This is Part II of a two-part blog series on Imaginable Futures' partnership with Firelight Foundation. Read the first blog post
and learn more about our partnershiphere.
The social impact sector increasingly recognizes the importance of partnering with communities and youth to drive systems change. Leaning into the leadership and expertise of communities that are making the change is not only ethical, but powerful. It supports the agency of the most critical actors – the community itself. And it works for short and long-term systemic, sustainable change.
Community-driven systems change is an approach to development and social transformation that emphasizes local communities' insight, leadership, and ownership to create lasting change. Last year, Imaginable Futures (IF) partnered with Firelight Foundation (Firelight) to launch an initiative that supports community-based organizations (CBOs) and community-driven systems change to foster holistic development, a sense of belonging and youth resiliency in three counties in Kenya: Kajiado, Machakos and Makueni.
Seven organizations stood out because of their rich knowledge of youth, their genuine embeddedness within their communities and their commitment to supporting young people. We’re genuinely proud and excited to be working with the following organizations, many of which are youth-led.
Led by women and youth, the Malkia Initiative Foundation taps into young people's potential and agency. It aims to further quality education and gender equity for women and girls in pastoralist communities.
“I founded Malkia as a young girl in my early twenties. This is the hardest and most courageous thing I’ve done as a young Maasai girl in a community that didn’t value education. We’ve had to circumvent ageism and lack of funding from most donors. It has been an uphill task, but I’m glad we persisted.” – Jedidah Lemaron, founder, Malkia Initiative Foundation.

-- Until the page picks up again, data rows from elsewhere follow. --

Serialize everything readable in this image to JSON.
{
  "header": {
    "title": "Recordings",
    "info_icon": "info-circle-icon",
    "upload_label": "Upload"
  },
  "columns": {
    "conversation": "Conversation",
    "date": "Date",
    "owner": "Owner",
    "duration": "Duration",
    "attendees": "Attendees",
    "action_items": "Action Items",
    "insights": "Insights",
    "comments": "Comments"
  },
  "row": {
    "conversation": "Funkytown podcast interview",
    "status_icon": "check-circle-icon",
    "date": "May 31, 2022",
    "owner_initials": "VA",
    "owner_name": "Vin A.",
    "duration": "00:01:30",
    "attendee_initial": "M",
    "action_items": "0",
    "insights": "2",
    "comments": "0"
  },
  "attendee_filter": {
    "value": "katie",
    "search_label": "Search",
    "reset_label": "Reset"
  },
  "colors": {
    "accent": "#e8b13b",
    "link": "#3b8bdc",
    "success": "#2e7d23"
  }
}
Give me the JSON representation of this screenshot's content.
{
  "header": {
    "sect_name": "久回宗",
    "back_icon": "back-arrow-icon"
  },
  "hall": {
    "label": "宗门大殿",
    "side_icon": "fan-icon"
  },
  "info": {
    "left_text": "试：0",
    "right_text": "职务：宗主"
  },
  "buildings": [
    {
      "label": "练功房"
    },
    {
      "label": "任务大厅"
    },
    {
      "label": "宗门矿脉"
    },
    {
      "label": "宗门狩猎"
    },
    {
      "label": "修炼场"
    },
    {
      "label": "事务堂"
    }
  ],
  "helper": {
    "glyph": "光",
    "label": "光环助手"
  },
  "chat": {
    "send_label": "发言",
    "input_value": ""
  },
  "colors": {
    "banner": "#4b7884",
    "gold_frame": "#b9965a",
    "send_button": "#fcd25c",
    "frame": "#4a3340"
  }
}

Nareto Latia Indigenous People’s Program (NLIPP)—meaning “neighbours helping each other”’— advocates for the fundamental rights of women, youth and children from indigenous communities, empowers them to address poverty and strengthens their communities.
“The partnership with Firelight encourages us to put our vision and ideas on paper without being prescriptive. We get to decide how to move forward. As a team, we were nervous initially but now feel excited and confident to begin executing our plans.”– Isaac Tobiko, program director, NLIPP.
Oldonyo Orok Youth Self-Help Group (OOYSHG) works with individuals and organizations to support youth in the community to realize their full potential and reduce poverty by increasing their earning power. They also work on gender justice for girls.
“Our journey with Firelight has demonstrated to us that donors can and should safeguard the dignity and knowledge of community members. Some donors wield so much power that meeting their requirements and acquiring funding becomes difficult.” – Parit Eli, secretary, OOYSHG
Jiwakilishe CBO has three youth-led self-help youth groups focusing on early pregnancy, drug and substance abuse, livelihoods and climate change to empower young people to live dignified lives.
“Firelight has encouraged us to constantly engage our community members before we share our final proposals. We are learning that communities can greatly enrich funders with vital knowledge and offer lasting solutions.” – Meshack Mallonza, project lead, Jiwakilishe CBO.
Youth for Sustainable Development (YSD) Machakos Chapter CBO's mission is to help young people gain leadership skills, acquire sustainable livelihoods and practice social accountability.
“We look forward to a time when most donors see youth as experts of their issues. We have great ideas for ending poverty and promoting employment. Working with Firelight shows confidence in our work and has encouraged us to forge forward.” Mary Mutula, executive director, YSD.
Jumuisha Initiative CBO partners with institutions and government agencies to empower and mentor youth. They spearhead community initiatives such as training student leaders in various institutions on dynamic leadership, motivational talks for youth to build self-esteem, creating awareness on drug and substance abuse and advocating for responsible social behavior.
“Getting funding is not easy. The support from Firelight has lifted the team's spirits and we are excited. It has given us the confidence to approach other like-minded donors who care about young people.”– Karen Munyae, executive chairperson, Jumuisha Initiative.
Kitise Rural Development (KRD) empowers youth to participate in community initiatives addressing water scarcity and emerging health, food, security, climate change, lobbying and advocacy.
“Firelight came to the community and approached CBOs like us already doing the work. This makes all the difference and takes away the focus from proposals that often never go through.” – Patrick Kioko, program officer, KRD.